Balls was also party to Brown's decision to create the tripartite City regulation, taking banking supervision away from the Bank of England to the Financial Services Authority, a move which was partly to blame for the lack of monitoring over the banks.

Then, as City minister, Balls was one of the most vigorous advocates of "light touch" regulation, making speeches to the American banks about how welcome they were, how much we liked their business, and, of course, the fat taxes which their bonuses brought into the Exchequer. How times have changed.

He was also behind Brown's original policy of prudence and the "fiscal rules" which were to ensure no more boom and bust, a policy which was followed until the early 2000s.

But the interesting question is whether he backed Brown's decision to move away from that early caution, allowing the previous Labour government to build the biggest budget deficit in history? Or did he pretend to go along with the decision, putting personal ambition – his tribal loyalty to Brown – over and above his own intellect?

Whichever it was, Balls clearly sees the Labour leadership as the ultimate prize. He has been one of the most vocal critics of the coalition's public spending cuts, setting out the alternative view in his Bloomberg speech last year, when he warned that such deep public spending cuts could undermine the fragile economic growth now taking place. At least he is consistent: he was equally critical of the plans of the previous Chancellor, Alistair Darling, to cut the deficit in four years although now he is saying that he does accept those plans. Which is it to be?

It's going to be fascinating to watch Balls now that he has got his second-choice job. Ed Miliband didn't give him the shadow chancellorship, which he wanted, so badly first time round because he didn't trust him. It's unlikely that has changed his mind, but for now he has no option.

Balls remains a deficit-denier, he is unapologetic about Labour's spending bonanza and has no alternative plans to mend our finances other than higher taxes which certainly would cripple the economic recovery. That's why Osborne shouldn't fear Balls. It's the Bullingdon Boy who will relish this opportunity to throw punches at Balls rather than the other way around.

Whatever you think of Osborne, he's proved a wily political operator, holding down opponents in his own party who didn't think he was up to the role. No, it's Miliband who should fear Balls at the Dispatch Box.

The butcher's boy who grew up to be Britain's newest £2bn food mogul

So who is Ranjit Boparan? Until yesterday, this 44-year-old West Bromwich-based entrepreneur was unknown outside the food industry. But today the young second-generation British-Asian businessman has emerged as one of the country's biggest food producers with his £341m agreed bid for Northern Foods, one of the UK's oldest public companies, first listed in 1956 with roots going back to the milk-business in 1880.

Starting out as a butcher at the age of 17, Boparan made his first big play in his late 20s by buying Hillsdown's poultry business, going on to build it into one of the country's biggest chicken suppliers with plants in Britain, Holland and Poland. As well as providing chicken to KFC, his 2 Sisters Food Group is also one of biggest suppliers to supermarkets around the country, including Tesco. A year ago, he popped into the headlines for the first time after buying the Harry Ramsden fish and chip shops and then last April he paid £35m for the Five Star Fish business.
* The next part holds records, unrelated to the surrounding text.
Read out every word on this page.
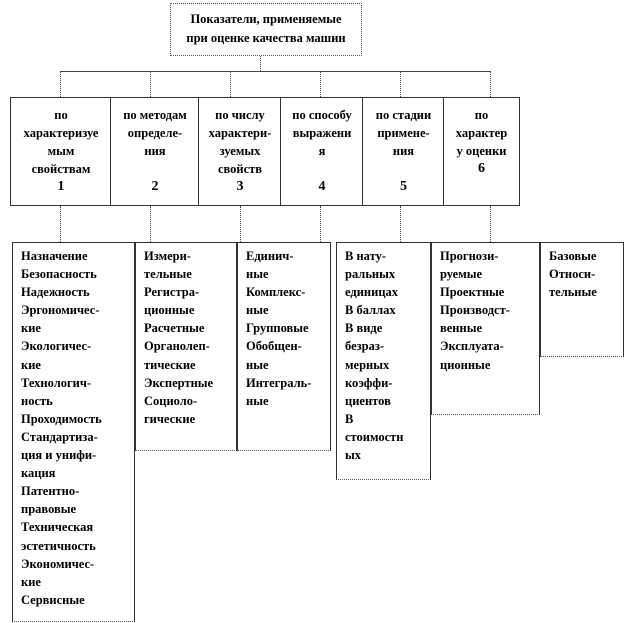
Показатели, применяемые
при оценке качества машин
по
характеризуе
мым
свойствам
1
Назначение
Безопасность
Надежность
Эргономичес-
кие
Экологичес-
кие
Технологич-
ность
Проходимость
Стандартиза-
ция и унифи-
кация
Патентно-
правовые
Техническая
эстетичность
Экономичес-
кие
Сервисные
по методам
определе-
ния

2
Измери-
тельные
Регистра-
ционные
Расчетные
Органолеп-
тические
Экспертные
Социоло-
гические
по числу
характери-
зуемых
свойств
3
Единич-
ные
Комплекс-
ные
Групповые
Обобщен-
ные
Интеграль-
ные
по способу
выражени
я

4
В нату-
ральных
единицах
В баллах
В виде
безраз-
мерных
коэффи-
циентов
В
стоимостн
ых
по стадии
примене-
ния

5
Прогнози-
руемые
Проектные
Производст-
венные
Эксплуата-
ционные
по
характер
у оценки
6
Базовые
Относи-
тельные
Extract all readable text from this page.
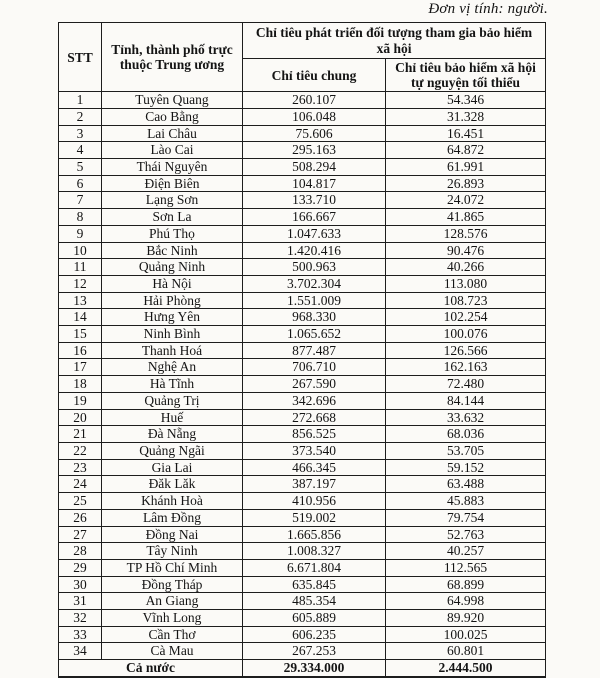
Đơn vị tính: người.
STT	Tỉnh, thành phố trực thuộc Trung ương	Chỉ tiêu phát triển đối tượng tham gia bảo hiểm xã hội	
		Chỉ tiêu chung	Chỉ tiêu bảo hiểm xã hội tự nguyện tối thiểu
1	Tuyên Quang	260.107	54.346
2	Cao Bằng	106.048	31.328
3	Lai Châu	75.606	16.451
4	Lào Cai	295.163	64.872
5	Thái Nguyên	508.294	61.991
6	Điện Biên	104.817	26.893
7	Lạng Sơn	133.710	24.072
8	Sơn La	166.667	41.865
9	Phú Thọ	1.047.633	128.576
10	Bắc Ninh	1.420.416	90.476
11	Quảng Ninh	500.963	40.266
12	Hà Nội	3.702.304	113.080
13	Hải Phòng	1.551.009	108.723
14	Hưng Yên	968.330	102.254
15	Ninh Bình	1.065.652	100.076
16	Thanh Hoá	877.487	126.566
17	Nghệ An	706.710	162.163
18	Hà Tĩnh	267.590	72.480
19	Quảng Trị	342.696	84.144
20	Huế	272.668	33.632
21	Đà Nẵng	856.525	68.036
22	Quảng Ngãi	373.540	53.705
23	Gia Lai	466.345	59.152
24	Đăk Lăk	387.197	63.488
25	Khánh Hoà	410.956	45.883
26	Lâm Đồng	519.002	79.754
27	Đồng Nai	1.665.856	52.763
28	Tây Ninh	1.008.327	40.257
29	TP Hồ Chí Minh	6.671.804	112.565
30	Đồng Tháp	635.845	68.899
31	An Giang	485.354	64.998
32	Vĩnh Long	605.889	89.920
33	Cần Thơ	606.235	100.025
34	Cà Mau	267.253	60.801
Cả nước		29.334.000	2.444.500
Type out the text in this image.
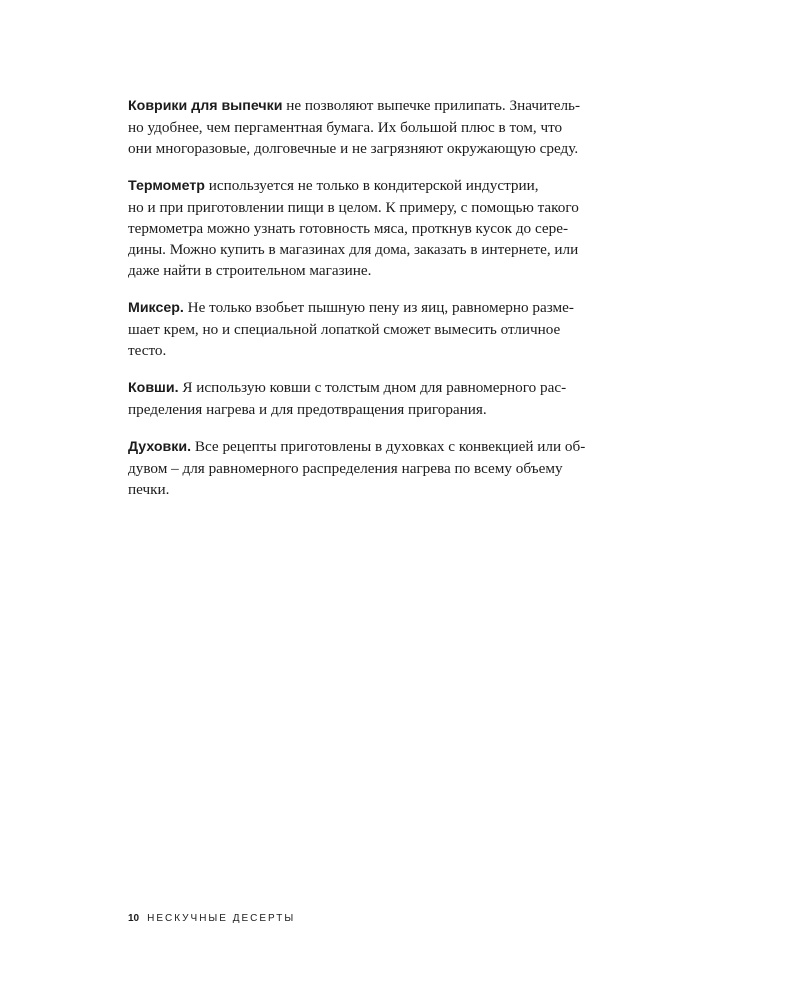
Коврики для выпечки не позволяют выпечке прилипать. Значитель-
но удобнее, чем пергаментная бумага. Их большой плюс в том, что
они многоразовые, долговечные и не загрязняют окружающую среду.

Термометр используется не только в кондитерской индустрии,
но и при приготовлении пищи в целом. К примеру, с помощью такого
термометра можно узнать готовность мяса, проткнув кусок до сере-
дины. Можно купить в магазинах для дома, заказать в интернете, или
даже найти в строительном магазине.

Миксер. Не только взобьет пышную пену из яиц, равномерно разме-
шает крем, но и специальной лопаткой сможет вымесить отличное
тесто.

Ковши. Я использую ковши с толстым дном для равномерного рас-
пределения нагрева и для предотвращения пригорания.

Духовки. Все рецепты приготовлены в духовках с конвекцией или об-
дувом – для равномерного распределения нагрева по всему объему
печки.

10 НЕСКУЧНЫЕ ДЕСЕРТЫ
At the last count, his business turned over £1bn.

With one swoop, Boparan has created a finger-licking business with combined sales of £2bn. There doesn't appear to be any overlap between the two businesses, which would be good news as the combined group is a big employer – Northern Foods has 9,000 people, 2 Sisters has 8,000.
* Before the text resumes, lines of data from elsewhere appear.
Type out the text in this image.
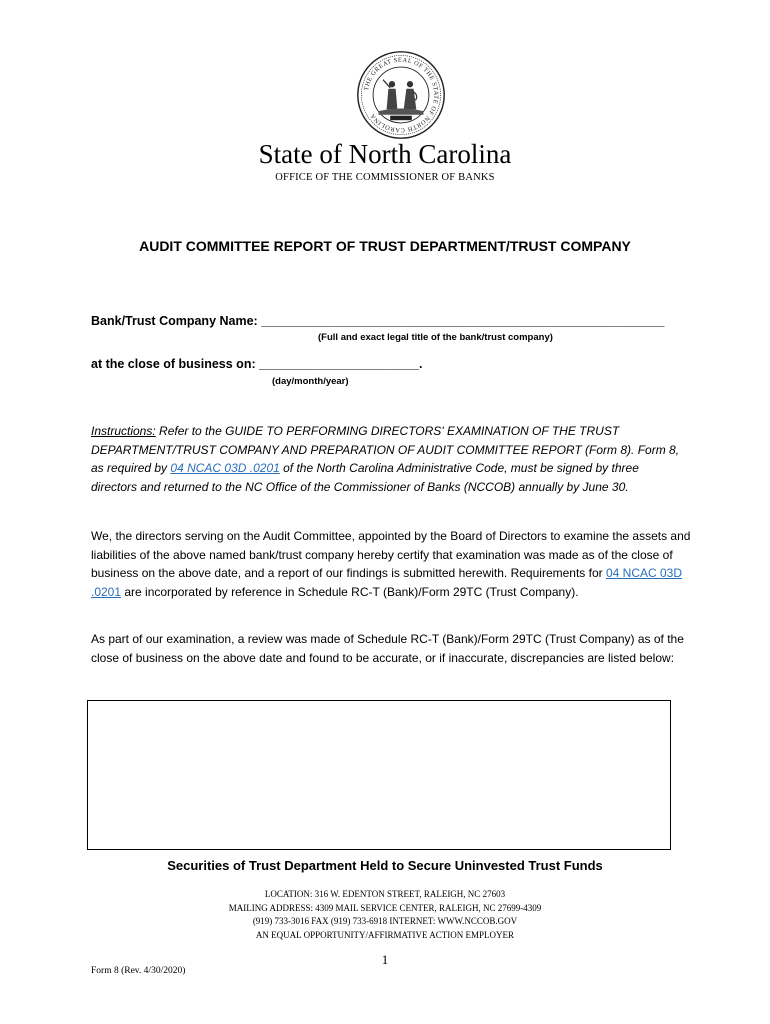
THE GREAT SEAL OF THE STATE OF NORTH CAROLINA
State of North Carolina
OFFICE OF THE COMMISSIONER OF BANKS
AUDIT COMMITTEE REPORT OF TRUST DEPARTMENT/TRUST COMPANY
Bank/Trust Company Name: __________________________________________________________
(Full and exact legal title of the bank/trust company)
at the close of business on: _______________________.
(day/month/year)
Instructions: Refer to the GUIDE TO PERFORMING DIRECTORS' EXAMINATION OF THE TRUST DEPARTMENT/TRUST COMPANY AND PREPARATION OF AUDIT COMMITTEE REPORT (Form 8). Form 8, as required by 04 NCAC 03D .0201 of the North Carolina Administrative Code, must be signed by three directors and returned to the NC Office of the Commissioner of Banks (NCCOB) annually by June 30.
We, the directors serving on the Audit Committee, appointed by the Board of Directors to examine the assets and liabilities of the above named bank/trust company hereby certify that examination was made as of the close of business on the above date, and a report of our findings is submitted herewith. Requirements for 04 NCAC 03D .0201 are incorporated by reference in Schedule RC-T (Bank)/Form 29TC (Trust Company).
As part of our examination, a review was made of Schedule RC-T (Bank)/Form 29TC (Trust Company) as of the close of business on the above date and found to be accurate, or if inaccurate, discrepancies are listed below:
Securities of Trust Department Held to Secure Uninvested Trust Funds
LOCATION: 316 W. EDENTON STREET, RALEIGH, NC 27603
MAILING ADDRESS: 4309 MAIL SERVICE CENTER, RALEIGH, NC 27699-4309
(919) 733-3016 FAX (919) 733-6918 INTERNET: WWW.NCCOB.GOV
AN EQUAL OPPORTUNITY/AFFIRMATIVE ACTION EMPLOYER
1
Form 8 (Rev. 4/30/2020)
You can see what Boparan is trying to do with this deal, and it's smart. The food business is ripe for consolidation and this way he has gained a foot-hold into the vertical market; he's got the raw products and Northern Foods – which provides Marks and Spencer and others with ready-made meals, Fox's biscuits and Goodfella pizzas – has the processing, marketing and distribution experience.

The one thing those who do know Boparan say about him is that he has good relations with his customers – unlike Northern Foods, which was always rowing with them. In many ways, this is a story for our times.